PDF(Pubmed)
Abstract:
Biochar amendment is acknowledged to favor plant resistance against soil-borne diseases. Although plant-beneficial bacteria enrichment in the rhizosphere is often proposed to be associated with this protection, the mechanism behind this stimulating effect remains unelucidated. Here, we tested whether biochar promotes plants to recruit beneficial bacteria to the rhizosphere, and thus develop a disease-suppressive rhizosphere microbiome. In a pot experiment, biochar amendment decreased tomato Fusarium wilt disease severity. Using a transplanting rhizosphere microbiome experiment, we showed that biochar enhanced the suppressiveness of tomato rhizosphere microbiome against Fusarium wilt disease. High-throughput sequencing of 16S ribosomal RNA gene and in vitro cultures further indicated that the recruited suppressive rhizosphere microbiome was associated with the increase of plant-beneficial bacteria, such as Pseudomonas sp. This amendment also enhanced the in vitro chemoattraction and biofilm promotion activity of tomato root exudates.

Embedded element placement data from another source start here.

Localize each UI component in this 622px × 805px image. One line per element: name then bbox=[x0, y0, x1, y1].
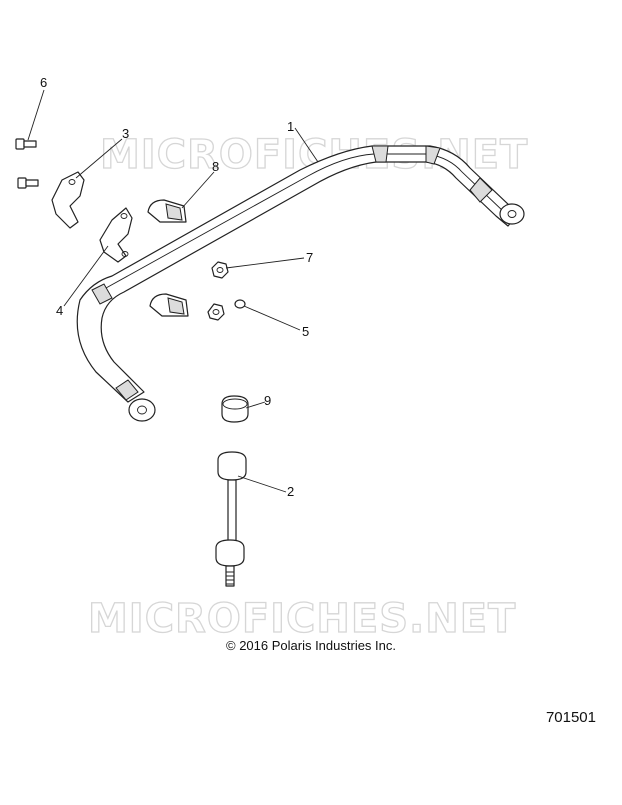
bushing-upper[interactable] bbox=[147, 199, 187, 223]
bolt-lower[interactable] bbox=[17, 177, 39, 189]
callout-6: 6 bbox=[40, 75, 47, 90]
end-link-assembly[interactable] bbox=[215, 395, 249, 587]
diagram-number: 701501 bbox=[545, 709, 596, 726]
bushing-lower[interactable] bbox=[149, 293, 189, 317]
sway-bar[interactable] bbox=[76, 145, 525, 422]
callout-2: 2 bbox=[287, 484, 294, 499]
copyright-notice: © 2016 Polaris Industries Inc. bbox=[226, 638, 396, 653]
washer[interactable] bbox=[234, 299, 246, 309]
callout-8: 8 bbox=[212, 159, 219, 174]
callout-3: 3 bbox=[122, 126, 129, 141]
bracket-upper[interactable] bbox=[51, 171, 85, 229]
nut-upper[interactable] bbox=[211, 261, 229, 279]
nut-lower[interactable] bbox=[207, 303, 225, 321]
callout-1: 1 bbox=[287, 119, 294, 134]
watermark-bottom: MICROFICHES.NET bbox=[88, 596, 516, 642]
leader-lines bbox=[27, 89, 319, 493]
bolt-upper[interactable] bbox=[15, 138, 37, 150]
callout-5: 5 bbox=[302, 324, 309, 339]
bracket-lower[interactable] bbox=[99, 207, 133, 263]
callout-4: 4 bbox=[56, 303, 63, 318]
callout-9: 9 bbox=[264, 393, 271, 408]
callout-7: 7 bbox=[306, 250, 313, 265]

Collectively, our results demonstrate that biochar amendment induces tomato seedlings to efficiently recruit a disease-suppressive rhizosphere microbiome against Fusarium wilt.
摘要:
生物炭修正案被认为有利于植物对土壤传播疾病的抗性。尽管经常提出根际中植物有益细菌的富集与这种保护有关,这种刺激作用背后的机制仍未阐明。这里,我们测试了生物炭是否促进植物向根际招募有益菌,从而发展出抑制疾病的根际微生物组。在大麻实验中,生物炭改良降低了番茄枯萎病的严重程度。使用移植的根际微生物组实验,结果表明,生物炭增强了番茄根际微生物组对枯萎病的抑制作用。16S核糖体RNA基因的高通量测序和体外培养进一步表明,招募的抑制性根际微生物组与植物有益细菌的增加有关。如假单胞菌。该修正案还增强了番茄根系分泌物的体外化学吸引和生物膜促进活性。总的来说,我们的结果表明,生物炭改良诱导番茄幼苗有效地招募抑制枯萎病的根际微生物组。